Key Takeaway: Russia shifted its air campaign in an effort to mimic the U.S.-led anti-ISIS coalition's recent offensive to target ISIS-run oil and natural gas infrastructure from November 18-19. Russian military chief of staff Col. Gen. Andrey Kartapolov announced on November 18 "Russian warplanes are now flying on a free hunt" against ISIS-operated oil tanker trucks traveling back and forth from Syria and Iraq, claiming that Russian strikes had destroyed over 500 ISIS-operated oil trucks in the past "several days." This claim follows a November 16 U.S.-led coalition strike near Deir ez-Zour, which destroyed at least 116 ISIS-operated oil tanker trucks. The Russian Ministry of Defense (MoD) claimed that its long-range warplanes based in southern Russia conducted strikes against ISIS in both Deir ez-Zour and ar Raqqa Provinces. There was a notable influx of Russian strikes in the countryside of Deir ez-Zour, an area crucial to ISIS’s oil revenue. Local reporting has not yet substantiated claims of Russian airstrikes in ar Raqqa. French warplanes, however, continued to heavily bombard ISIS’s position in ar Raqqa from November 18-19. The targeting of ISIS-held oil infrastructure will allow Russia to present its interests as aligned with Western countries such as France despite Russia’s continued targeting of Syrian armed opposition groups in support of the Syrian regime’s ground campaign. Russia's recent escalation against ISIS in Deir ez-Zour may also be intended to demonstrate the irrelevance of the U.S.'s newest initiative inside Syria.
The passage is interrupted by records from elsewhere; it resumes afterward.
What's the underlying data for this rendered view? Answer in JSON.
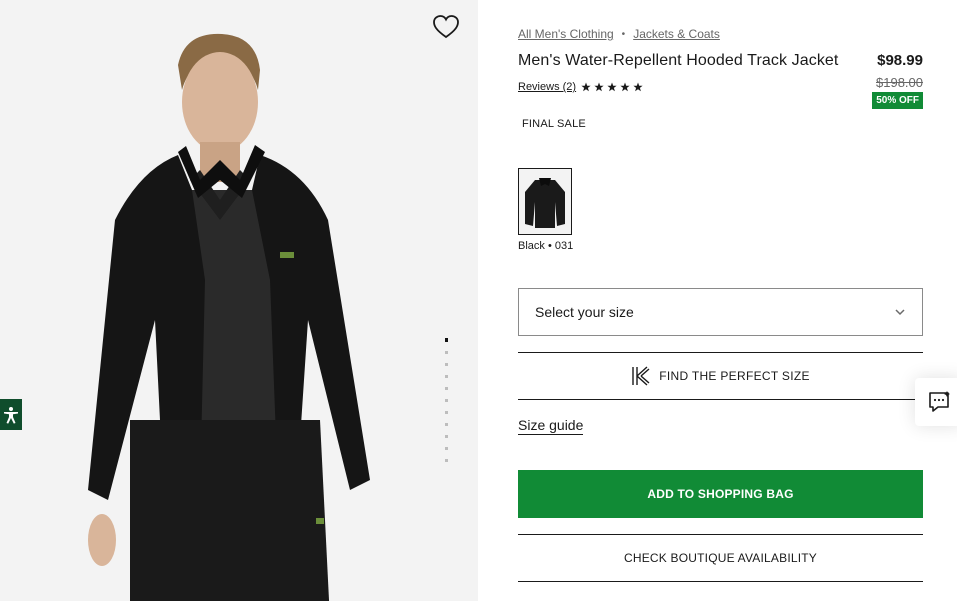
{
  "breadcrumb": {
    "items": [
      "All Men's Clothing",
      "Jackets & Coats"
    ],
    "separator": "•"
  },
  "product": {
    "title": "Men's Water-Repellent Hooded Track Jacket",
    "price": "$98.99",
    "original_price": "$198.00",
    "discount": "50% OFF",
    "reviews_label": "Reviews (2)",
    "rating_stars": 5,
    "final_sale": "FINAL SALE",
    "color_label": "Black • 031"
  },
  "size": {
    "placeholder": "Select your size"
  },
  "actions": {
    "perfect_size": "FIND THE PERFECT SIZE",
    "size_guide": "Size guide",
    "add_to_bag": "ADD TO SHOPPING BAG",
    "boutique": "CHECK BOUTIQUE AVAILABILITY"
  },
  "gallery": {
    "image_count": 11,
    "active_index": 0
  },
  "colors": {
    "brand_green": "#118b36",
    "accessibility_bg": "#0f4d2c"
  },
  "icons": [
    "heart-icon",
    "accessibility-icon",
    "star-icon",
    "chevron-down-icon",
    "perfect-size-k-icon",
    "chat-icon"
  ]
}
Russia continues to use its intensified air campaign in Syria to position itself as an effective anti-ISIS actor amongst the international community. The Russian Ministry of Defense (MoD) claimed to carry out 253 sorties from the Bassel al-Assad International Airport in Latakia as well as its base located along Russia’s southern border with Georgia, doubling the average number of sorties flown each day. The Russian Ministry of Defense (MoD) claimed that long-range warplanes fired 50 cruise missiles against ISIS in Aleppo, Idlib, and Deir ez-Zour Provinces. However, cruise missile strikes have thus far only been documented against rebel-held terrain in northern Idlib and western Aleppo Provinces. Russian warplanes continued to carry out airstrikes against rebel positions in Latakia, Hama, Idlib, and Dera’a Provinces in support of regime ground operations. Russia continues to indiscriminately target civilians and continues to provide air support to pro-regime forces, including Iranian-backed proxy groups. The Russian air campaign in Syria primarily supports the Assad regime’s efforts against the armed opposition despite Russia’s recent increase in strikes against ISIS targets.
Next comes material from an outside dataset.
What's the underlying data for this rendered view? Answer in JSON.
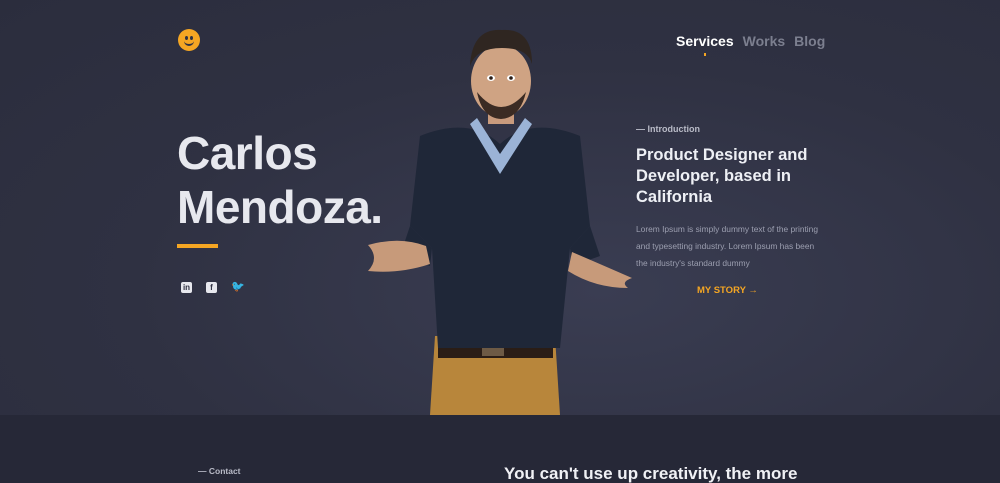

The following graphic depicts ISW’s assessment of Russian airstrike and cruise missile locations based on reports from local Syrian activist networks, Syrian state-run media, and statements by Russian and Western officials. 

High-Confidence reporting. ISW places high confidence in reports corroborated both by official government statements reported through credible channels and documentation from rebel factions or activist networks on the ground in Syria deemed to be credible. 

Low-Confidence reporting. ISW places low confidence in secondary sources that have not been confirmed or sources deemed likely to contain disinformation.